Wissenschaftler und Experten warnen davor, Islamverbände und Moscheegemeinden allein für die Radikalisierung von Jugendlichen verantwortlich zu machen. Laut Hamdan Hussein sind etwa 40 Prozent der deutschen Muslime in etablierten Moscheeverbänden organisiert. Andere Schätzungen gehen von lediglich 20 Prozent aus. Hussein ist Leiter des Projekts "Muslime als Partner in Baden-Württemberg" an der Akademie der Diözese Rottenburg-Stuttgart. Er beklagt, dass sich viele Muslime durch die Anschläge der Terrormiliz des sogenannten "Islamischen Staates" (IS) einem Pauschalverdacht ausgesetzt sähen. Die meisten Radikalen hätten zunächst keinerlei Bezug zu einer Moscheegemeinde, so Hamdan. Insbesondere seien es Konvertiten, die den salafistischen Islam angenommen hätten. Extremismus zu bekämpfen sieht er als zivilgesellschaftliche Aufgabe.

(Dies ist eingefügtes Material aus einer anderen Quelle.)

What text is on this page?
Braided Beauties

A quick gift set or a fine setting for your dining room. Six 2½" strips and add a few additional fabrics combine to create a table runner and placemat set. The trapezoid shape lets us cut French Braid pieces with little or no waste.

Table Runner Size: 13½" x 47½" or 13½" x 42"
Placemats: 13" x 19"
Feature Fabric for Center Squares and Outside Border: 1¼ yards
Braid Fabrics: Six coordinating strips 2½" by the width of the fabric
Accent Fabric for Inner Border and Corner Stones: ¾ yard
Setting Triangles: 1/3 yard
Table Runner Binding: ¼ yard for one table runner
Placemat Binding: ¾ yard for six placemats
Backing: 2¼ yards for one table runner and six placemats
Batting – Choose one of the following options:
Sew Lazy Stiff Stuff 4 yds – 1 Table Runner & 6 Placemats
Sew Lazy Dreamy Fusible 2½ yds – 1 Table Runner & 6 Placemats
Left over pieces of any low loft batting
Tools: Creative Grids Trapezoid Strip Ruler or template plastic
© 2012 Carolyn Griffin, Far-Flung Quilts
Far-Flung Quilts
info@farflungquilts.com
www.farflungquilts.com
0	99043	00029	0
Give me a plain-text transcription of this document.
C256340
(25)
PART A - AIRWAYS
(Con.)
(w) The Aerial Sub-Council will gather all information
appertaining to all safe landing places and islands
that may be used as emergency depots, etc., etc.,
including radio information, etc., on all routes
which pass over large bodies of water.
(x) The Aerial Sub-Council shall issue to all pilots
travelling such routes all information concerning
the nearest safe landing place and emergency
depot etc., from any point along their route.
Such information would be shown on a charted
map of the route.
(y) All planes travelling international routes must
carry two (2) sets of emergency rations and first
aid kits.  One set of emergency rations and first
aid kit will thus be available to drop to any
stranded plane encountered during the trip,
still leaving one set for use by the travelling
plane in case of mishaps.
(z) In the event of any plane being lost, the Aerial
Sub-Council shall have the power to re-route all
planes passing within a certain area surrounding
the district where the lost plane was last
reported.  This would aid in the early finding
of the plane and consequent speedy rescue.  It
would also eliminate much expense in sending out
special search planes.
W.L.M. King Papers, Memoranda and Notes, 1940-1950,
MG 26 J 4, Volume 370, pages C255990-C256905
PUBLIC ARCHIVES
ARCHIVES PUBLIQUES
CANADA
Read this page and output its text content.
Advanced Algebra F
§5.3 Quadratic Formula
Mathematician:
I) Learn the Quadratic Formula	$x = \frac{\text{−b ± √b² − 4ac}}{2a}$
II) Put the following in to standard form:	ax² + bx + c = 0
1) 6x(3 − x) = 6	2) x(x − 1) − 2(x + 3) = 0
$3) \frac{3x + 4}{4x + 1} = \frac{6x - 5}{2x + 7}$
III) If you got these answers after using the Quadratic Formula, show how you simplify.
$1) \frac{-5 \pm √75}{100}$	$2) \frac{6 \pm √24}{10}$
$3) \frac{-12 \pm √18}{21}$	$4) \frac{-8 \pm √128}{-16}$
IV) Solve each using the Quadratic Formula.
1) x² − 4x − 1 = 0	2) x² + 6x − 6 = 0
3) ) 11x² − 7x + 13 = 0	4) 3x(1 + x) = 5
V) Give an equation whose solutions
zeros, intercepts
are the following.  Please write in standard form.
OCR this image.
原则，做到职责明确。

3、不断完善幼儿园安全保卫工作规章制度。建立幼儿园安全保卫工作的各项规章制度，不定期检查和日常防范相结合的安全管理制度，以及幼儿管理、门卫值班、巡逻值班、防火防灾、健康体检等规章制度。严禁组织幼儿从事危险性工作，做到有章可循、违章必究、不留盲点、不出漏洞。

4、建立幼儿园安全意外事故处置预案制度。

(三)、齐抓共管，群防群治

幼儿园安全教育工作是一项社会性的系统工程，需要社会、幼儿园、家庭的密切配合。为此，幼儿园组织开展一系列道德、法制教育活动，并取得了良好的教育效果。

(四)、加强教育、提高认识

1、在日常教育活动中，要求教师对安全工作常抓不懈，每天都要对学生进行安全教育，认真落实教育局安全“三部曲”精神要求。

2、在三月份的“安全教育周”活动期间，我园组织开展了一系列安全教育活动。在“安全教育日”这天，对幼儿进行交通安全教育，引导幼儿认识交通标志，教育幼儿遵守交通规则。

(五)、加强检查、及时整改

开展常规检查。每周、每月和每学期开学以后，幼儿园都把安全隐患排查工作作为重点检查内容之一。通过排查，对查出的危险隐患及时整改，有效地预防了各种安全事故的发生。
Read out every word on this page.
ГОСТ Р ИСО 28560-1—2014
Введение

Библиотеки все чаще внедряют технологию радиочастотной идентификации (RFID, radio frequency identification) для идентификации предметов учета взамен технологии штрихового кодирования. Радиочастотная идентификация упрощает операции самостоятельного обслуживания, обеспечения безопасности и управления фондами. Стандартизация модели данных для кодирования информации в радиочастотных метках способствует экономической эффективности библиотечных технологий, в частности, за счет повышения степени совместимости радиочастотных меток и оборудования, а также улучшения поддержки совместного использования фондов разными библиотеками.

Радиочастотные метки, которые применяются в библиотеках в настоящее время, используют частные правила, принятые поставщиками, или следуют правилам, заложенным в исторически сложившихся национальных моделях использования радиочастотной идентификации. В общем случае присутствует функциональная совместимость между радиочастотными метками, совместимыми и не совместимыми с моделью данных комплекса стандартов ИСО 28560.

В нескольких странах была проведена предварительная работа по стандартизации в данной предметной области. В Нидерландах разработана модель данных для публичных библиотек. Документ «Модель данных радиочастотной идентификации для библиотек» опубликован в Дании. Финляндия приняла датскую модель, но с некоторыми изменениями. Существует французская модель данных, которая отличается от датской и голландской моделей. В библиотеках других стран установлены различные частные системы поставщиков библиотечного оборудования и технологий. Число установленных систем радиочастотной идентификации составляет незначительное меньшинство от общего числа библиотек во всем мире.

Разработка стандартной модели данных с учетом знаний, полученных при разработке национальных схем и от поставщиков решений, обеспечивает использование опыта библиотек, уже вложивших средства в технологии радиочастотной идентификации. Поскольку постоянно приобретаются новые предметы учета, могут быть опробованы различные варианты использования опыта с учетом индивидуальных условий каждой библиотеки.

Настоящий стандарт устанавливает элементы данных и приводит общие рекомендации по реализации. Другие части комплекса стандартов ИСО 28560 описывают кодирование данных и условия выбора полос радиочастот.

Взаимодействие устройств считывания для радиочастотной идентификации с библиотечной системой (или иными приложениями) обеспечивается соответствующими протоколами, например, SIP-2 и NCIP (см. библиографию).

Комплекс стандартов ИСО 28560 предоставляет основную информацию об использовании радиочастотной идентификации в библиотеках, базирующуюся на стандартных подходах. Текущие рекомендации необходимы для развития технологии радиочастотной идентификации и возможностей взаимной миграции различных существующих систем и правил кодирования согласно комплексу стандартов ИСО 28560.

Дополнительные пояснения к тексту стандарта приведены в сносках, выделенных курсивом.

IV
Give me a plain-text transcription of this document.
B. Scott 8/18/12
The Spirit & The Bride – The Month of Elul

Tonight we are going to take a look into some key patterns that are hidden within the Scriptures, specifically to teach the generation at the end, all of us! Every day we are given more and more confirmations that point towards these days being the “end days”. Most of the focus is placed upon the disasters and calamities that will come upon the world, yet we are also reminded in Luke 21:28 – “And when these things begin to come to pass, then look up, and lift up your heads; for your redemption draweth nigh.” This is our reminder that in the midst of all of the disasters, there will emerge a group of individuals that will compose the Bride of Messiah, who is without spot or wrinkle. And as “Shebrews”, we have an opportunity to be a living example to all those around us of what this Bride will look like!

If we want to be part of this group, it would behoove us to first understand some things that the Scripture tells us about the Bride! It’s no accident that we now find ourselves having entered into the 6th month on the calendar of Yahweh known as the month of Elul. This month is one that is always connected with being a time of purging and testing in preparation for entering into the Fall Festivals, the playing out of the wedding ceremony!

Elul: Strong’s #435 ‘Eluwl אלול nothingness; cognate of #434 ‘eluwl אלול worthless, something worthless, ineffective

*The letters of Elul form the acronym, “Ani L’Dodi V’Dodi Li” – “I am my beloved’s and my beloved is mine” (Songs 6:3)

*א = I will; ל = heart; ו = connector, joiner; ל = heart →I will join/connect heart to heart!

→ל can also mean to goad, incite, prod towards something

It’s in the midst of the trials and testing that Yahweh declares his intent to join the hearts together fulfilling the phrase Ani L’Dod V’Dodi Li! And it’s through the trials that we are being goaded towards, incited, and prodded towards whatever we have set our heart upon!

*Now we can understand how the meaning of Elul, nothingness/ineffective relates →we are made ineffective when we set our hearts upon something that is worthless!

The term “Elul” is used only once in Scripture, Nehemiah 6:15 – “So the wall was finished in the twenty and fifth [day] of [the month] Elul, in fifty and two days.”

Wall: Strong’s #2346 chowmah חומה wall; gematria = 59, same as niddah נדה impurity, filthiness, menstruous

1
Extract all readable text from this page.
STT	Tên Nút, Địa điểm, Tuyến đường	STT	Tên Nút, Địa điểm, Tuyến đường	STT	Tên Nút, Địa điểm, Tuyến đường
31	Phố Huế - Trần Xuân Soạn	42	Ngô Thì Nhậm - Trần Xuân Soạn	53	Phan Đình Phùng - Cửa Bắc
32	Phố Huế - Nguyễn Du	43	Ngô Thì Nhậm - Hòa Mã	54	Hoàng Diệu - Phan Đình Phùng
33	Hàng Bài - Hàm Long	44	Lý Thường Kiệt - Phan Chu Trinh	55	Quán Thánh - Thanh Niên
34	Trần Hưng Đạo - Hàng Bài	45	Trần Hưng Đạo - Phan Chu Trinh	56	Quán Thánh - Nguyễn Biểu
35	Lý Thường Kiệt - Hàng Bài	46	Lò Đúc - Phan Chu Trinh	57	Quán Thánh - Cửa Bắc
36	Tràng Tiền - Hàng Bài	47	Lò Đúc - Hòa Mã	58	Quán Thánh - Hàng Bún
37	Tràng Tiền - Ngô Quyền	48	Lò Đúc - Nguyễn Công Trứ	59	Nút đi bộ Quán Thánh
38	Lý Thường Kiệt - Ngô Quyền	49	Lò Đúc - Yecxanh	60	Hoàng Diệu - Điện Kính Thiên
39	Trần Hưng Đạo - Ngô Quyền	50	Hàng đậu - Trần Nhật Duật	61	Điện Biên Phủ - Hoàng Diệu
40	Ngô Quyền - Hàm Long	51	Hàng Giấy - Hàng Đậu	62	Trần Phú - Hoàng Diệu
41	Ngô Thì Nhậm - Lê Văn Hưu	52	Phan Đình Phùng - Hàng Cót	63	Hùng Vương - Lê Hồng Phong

Was die öffentliche Wahrnehmung angeht offenbart sich für den Islamwissenschaftler Michael Kiefer schon beim Blick auf die Zahlen derjenigen, die in Moscheeverbänden organisiert sind, ein Teil des Problems. Der Islam kenne keine Struktur, die der kirchlichen entspricht, die Beziehung zwischen Gott und Mensch sei eine direkte. "Als frommer Muslim muss man nicht organisiert sein", erklärt Kiefer. An den Strukturen werde sich daher kaum etwas ändern. Verbände könnten ihre Mitglieder jedoch sensibilisieren und sich dafür einsetzen, dass Extremisten bei ihnen nicht auftreten dürfen. "In der religiösen Sozialisation kann man dafür sorgen, dass Kinder einen reflektierten Umfang mit dem Koran und den Geboten lernen", so Kiefer.
Dass sich sogar immer mehr Muslime von der Religion abwenden, beobachtet der Religionswissenschaftler Michael Blume. In anonymen Umfragen bezeichnete sich seinen Angaben zufolge eine wachsende Zahl von Deutschen türkischer oder iranischer Herkunft als konfessionslos. Als Hauptgrund für diese Entwicklung nennt Blume eine "Selbstzerfleischung" der islamischen Gesellschaft.